No doubt the sweetest memories are from school. But we grow up and leave all that behind and move on to ‘chase our dreams’. In due course the process builds more such events and associations. More friends, first timers for so many things, first crazy birthday bash away from home, first feeling of living independently, first salary and truly owning things! Those are bliss. 
And then there is cupid’s arrow. There is the first crush, then there comes the first proper commitment. The first pain of loss, self centeredness, possessiveness, the codependence, abuse, losing oneself, etc. feels so real, like there has been no other experience more important. The memories linger for a long long time. Then to our surprise come more experiences, equally important, or at times more important. There is more disappointment, being cheated and more damage. These memories are precious in so many ways. It can either break or make you. They arise from divergent sources, but as the level of maturity treaded the higher path, I realized that all those associated feelings as a result of those memories converge to one point - Self-awareness and self-evaluation. 

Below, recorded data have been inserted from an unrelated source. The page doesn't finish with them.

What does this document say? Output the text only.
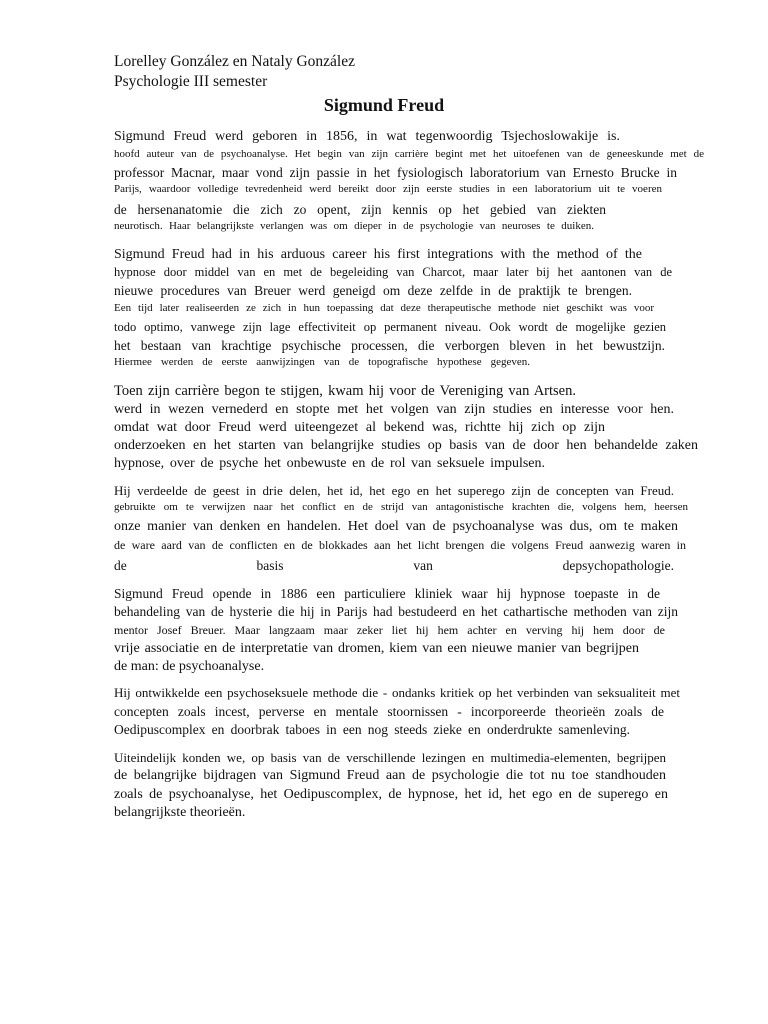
Lorelley González en Nataly González
Psychologie III semester
Sigmund Freud
Sigmund Freud werd geboren in 1856, in wat tegenwoordig Tsjechoslowakije is.
hoofd auteur van de psychoanalyse. Het begin van zijn carrière begint met het uitoefenen van de geneeskunde met de
professor Macnar, maar vond zijn passie in het fysiologisch laboratorium van Ernesto Brucke in
Parijs, waardoor volledige tevredenheid werd bereikt door zijn eerste studies in een laboratorium uit te voeren
de hersenanatomie die zich zo opent, zijn kennis op het gebied van ziekten
neurotisch. Haar belangrijkste verlangen was om dieper in de psychologie van neuroses te duiken.
Sigmund Freud had in his arduous career his first integrations with the method of the
hypnose door middel van en met de begeleiding van Charcot, maar later bij het aantonen van de
nieuwe procedures van Breuer werd geneigd om deze zelfde in de praktijk te brengen.
Een tijd later realiseerden ze zich in hun toepassing dat deze therapeutische methode niet geschikt was voor
todo optimo, vanwege zijn lage effectiviteit op permanent niveau. Ook wordt de mogelijke gezien
het bestaan van krachtige psychische processen, die verborgen bleven in het bewustzijn.
Hiermee werden de eerste aanwijzingen van de topografische hypothese gegeven.
Toen zijn carrière begon te stijgen, kwam hij voor de Vereniging van Artsen.
werd in wezen vernederd en stopte met het volgen van zijn studies en interesse voor hen.
omdat wat door Freud werd uiteengezet al bekend was, richtte hij zich op zijn
onderzoeken en het starten van belangrijke studies op basis van de door hen behandelde zaken
hypnose, over de psyche het onbewuste en de rol van seksuele impulsen.
Hij verdeelde de geest in drie delen, het id, het ego en het superego zijn de concepten van Freud.
gebruikte om te verwijzen naar het conflict en de strijd van antagonistische krachten die, volgens hem, heersen
onze manier van denken en handelen. Het doel van de psychoanalyse was dus, om te maken
de ware aard van de conflicten en de blokkades aan het licht brengen die volgens Freud aanwezig waren in
de basis van depsychopathologie.
Sigmund Freud opende in 1886 een particuliere kliniek waar hij hypnose toepaste in de
behandeling van de hysterie die hij in Parijs had bestudeerd en het cathartische methoden van zijn
mentor Josef Breuer. Maar langzaam maar zeker liet hij hem achter en verving hij hem door de
vrije associatie en de interpretatie van dromen, kiem van een nieuwe manier van begrijpen
de man: de psychoanalyse.
Hij ontwikkelde een psychoseksuele methode die - ondanks kritiek op het verbinden van seksualiteit met
concepten zoals incest, perverse en mentale stoornissen - incorporeerde theorieën zoals de
Oedipuscomplex en doorbrak taboes in een nog steeds zieke en onderdrukte samenleving.
Uiteindelijk konden we, op basis van de verschillende lezingen en multimedia-elementen, begrijpen
de belangrijke bijdragen van Sigmund Freud aan de psychologie die tot nu toe standhouden
zoals de psychoanalyse, het Oedipuscomplex, de hypnose, het id, het ego en de superego en
belangrijkste theorieën.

These are all attachments of some sort, each of them having special meaning. Its more like objects of affection.  We might have started with a little piece of toy, to a dream career to a dream relationship. They have all, at one point made us strongly believe that we wont be able to live without them. Yet, I have lived. Is it because I have given up on those dreams? Absolutely not. Just that the focus has shifted from those individual objects to the holistic dream. Jobs might change, people might change or leave or can be never attained, but the dreams and aspirations don’t die. One can only keep trying. Maybe one day I will be able to match the object with the dream. If not, I would have a life, full of events contributing to my big box of memories.  None of them should be regretted, because all of it makes me what I am today. No matter how enriched or not I am as a human being, but there is no denying who or what I am.